David Mickey-Pabello is the inaugural research director of the Inland Empire Labor and Community Center at UC Riverside, where he hopes to continue his mission to improve people’s lives through research and its applications. He holds four degrees from the University of Michigan:  PhD in Sociology (2019), MA in Sociology, MA in Higher Education, and BA in Applied Linguistics. “Mickey” was most recently a simultaneous postdoctoral fellow at Harvard University and UCLA’s Civil Rights Project. At UCLA, he coordinated national- and state-level research efforts focusing on the next quarter century of civil rights research and conducted studies of the relationship between neighborhood gentrification, school segregation, and intergenerational mobility in California. At Harvard, he is the senior associate editor of the Du Bois Review, a social science journal about race and ethnicity housed within Harvard’s Hutchins Center for African & African American Research.

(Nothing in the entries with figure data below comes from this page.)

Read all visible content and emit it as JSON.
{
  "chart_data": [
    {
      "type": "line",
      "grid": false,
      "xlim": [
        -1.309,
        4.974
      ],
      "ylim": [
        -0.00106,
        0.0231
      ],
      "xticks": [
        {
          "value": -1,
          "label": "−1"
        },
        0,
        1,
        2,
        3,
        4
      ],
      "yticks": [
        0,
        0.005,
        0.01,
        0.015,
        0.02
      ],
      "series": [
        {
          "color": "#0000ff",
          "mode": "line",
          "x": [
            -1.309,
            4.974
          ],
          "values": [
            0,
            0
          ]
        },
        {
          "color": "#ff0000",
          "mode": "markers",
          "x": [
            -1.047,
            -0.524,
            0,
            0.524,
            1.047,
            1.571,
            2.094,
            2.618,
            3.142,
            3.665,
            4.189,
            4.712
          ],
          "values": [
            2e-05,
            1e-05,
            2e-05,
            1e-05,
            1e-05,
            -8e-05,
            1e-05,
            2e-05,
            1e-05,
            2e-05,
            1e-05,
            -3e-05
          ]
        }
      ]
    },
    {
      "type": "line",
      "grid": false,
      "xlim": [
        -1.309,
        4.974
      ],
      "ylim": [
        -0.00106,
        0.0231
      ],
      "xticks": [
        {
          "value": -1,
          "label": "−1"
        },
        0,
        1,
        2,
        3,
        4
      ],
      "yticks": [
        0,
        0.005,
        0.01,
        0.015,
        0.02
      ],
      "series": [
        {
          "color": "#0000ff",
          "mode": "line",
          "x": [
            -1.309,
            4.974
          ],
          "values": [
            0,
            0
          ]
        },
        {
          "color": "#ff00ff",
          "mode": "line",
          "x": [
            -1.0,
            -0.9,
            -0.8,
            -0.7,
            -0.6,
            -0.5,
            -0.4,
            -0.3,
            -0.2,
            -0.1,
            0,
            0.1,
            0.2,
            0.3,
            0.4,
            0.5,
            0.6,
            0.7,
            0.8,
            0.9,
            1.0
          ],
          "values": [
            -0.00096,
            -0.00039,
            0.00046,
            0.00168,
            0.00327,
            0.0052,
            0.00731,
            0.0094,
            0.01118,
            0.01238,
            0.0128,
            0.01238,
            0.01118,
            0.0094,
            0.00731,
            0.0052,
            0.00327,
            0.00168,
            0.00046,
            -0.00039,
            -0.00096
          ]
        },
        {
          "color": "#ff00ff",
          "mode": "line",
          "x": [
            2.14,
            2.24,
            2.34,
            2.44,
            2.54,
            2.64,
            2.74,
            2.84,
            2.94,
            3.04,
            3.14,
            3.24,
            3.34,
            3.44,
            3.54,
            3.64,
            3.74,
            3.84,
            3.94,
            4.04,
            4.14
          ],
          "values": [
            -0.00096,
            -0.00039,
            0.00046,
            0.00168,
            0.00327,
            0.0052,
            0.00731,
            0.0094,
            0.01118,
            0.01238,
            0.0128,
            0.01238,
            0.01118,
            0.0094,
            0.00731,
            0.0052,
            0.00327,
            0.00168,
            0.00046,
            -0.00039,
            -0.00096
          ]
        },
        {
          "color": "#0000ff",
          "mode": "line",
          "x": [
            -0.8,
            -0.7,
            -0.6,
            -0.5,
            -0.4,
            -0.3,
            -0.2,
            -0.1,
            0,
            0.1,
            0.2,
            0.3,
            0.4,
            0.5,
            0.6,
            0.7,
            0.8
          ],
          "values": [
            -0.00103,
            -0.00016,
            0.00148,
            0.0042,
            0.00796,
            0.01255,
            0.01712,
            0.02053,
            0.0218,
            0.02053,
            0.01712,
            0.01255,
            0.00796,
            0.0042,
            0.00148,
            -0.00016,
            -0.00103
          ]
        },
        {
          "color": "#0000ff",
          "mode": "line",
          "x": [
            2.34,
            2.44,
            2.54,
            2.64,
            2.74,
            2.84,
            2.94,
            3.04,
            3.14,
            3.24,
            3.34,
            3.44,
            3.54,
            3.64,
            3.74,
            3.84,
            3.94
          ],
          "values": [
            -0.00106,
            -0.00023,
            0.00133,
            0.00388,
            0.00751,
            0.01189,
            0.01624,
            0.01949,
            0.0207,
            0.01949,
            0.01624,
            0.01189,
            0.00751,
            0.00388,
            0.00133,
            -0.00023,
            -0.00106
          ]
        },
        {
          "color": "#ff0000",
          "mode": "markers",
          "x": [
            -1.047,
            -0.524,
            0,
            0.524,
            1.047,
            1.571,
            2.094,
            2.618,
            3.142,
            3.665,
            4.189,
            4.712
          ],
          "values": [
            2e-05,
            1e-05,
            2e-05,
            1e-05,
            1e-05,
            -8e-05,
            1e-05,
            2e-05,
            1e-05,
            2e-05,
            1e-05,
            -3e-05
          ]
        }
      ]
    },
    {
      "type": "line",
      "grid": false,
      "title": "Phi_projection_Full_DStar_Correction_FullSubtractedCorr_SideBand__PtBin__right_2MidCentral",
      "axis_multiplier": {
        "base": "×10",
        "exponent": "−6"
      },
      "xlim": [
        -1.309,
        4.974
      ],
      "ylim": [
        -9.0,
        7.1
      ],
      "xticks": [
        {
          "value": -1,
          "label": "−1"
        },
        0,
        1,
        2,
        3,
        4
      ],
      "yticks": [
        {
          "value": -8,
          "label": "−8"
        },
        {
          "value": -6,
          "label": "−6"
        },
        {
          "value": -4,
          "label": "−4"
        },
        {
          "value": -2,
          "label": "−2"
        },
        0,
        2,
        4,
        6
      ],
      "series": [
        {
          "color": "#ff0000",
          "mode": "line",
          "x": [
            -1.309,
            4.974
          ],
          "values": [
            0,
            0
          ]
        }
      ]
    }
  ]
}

His research broadly covers sociology of education, race/ethnicity, social inequality, demography, assortative mating, sociology of law, social policy and specializes in affirmative action bans. He also applies a broad range of methodological approaches in his work: difference in differences, triple differencing, first differences, hierarchical modeling, matching techniques, regression decomposition, event history modeling, and qualitative techniques such as qualitative comparative analysis, and content analysis. He works with several sources of data including the NLYS, NELS, CPS, ACS, AAMC, US World & News Reports rankings, IPEDS, CDC WONDER, and the GSS. Furthermore, he has collected many sources of restricted data from the University of Michigan on its students from the Registrar’s Office, University Housing, the Office of Student Life, Greek Life, Admissions, Financial Aid, and has merged these to restricted data from the College Board on high school characteristics. Mickey’s dissertation, “The Unintended Consequences of Affirmative Action Bans,” draws upon a wide variety of data sources mentioned above. His previous work has been published in the American Journal of Education and the Journal of Higher Education, and has been featured by The New York Times, The Chronicle of Higher Education, and National Public Radio.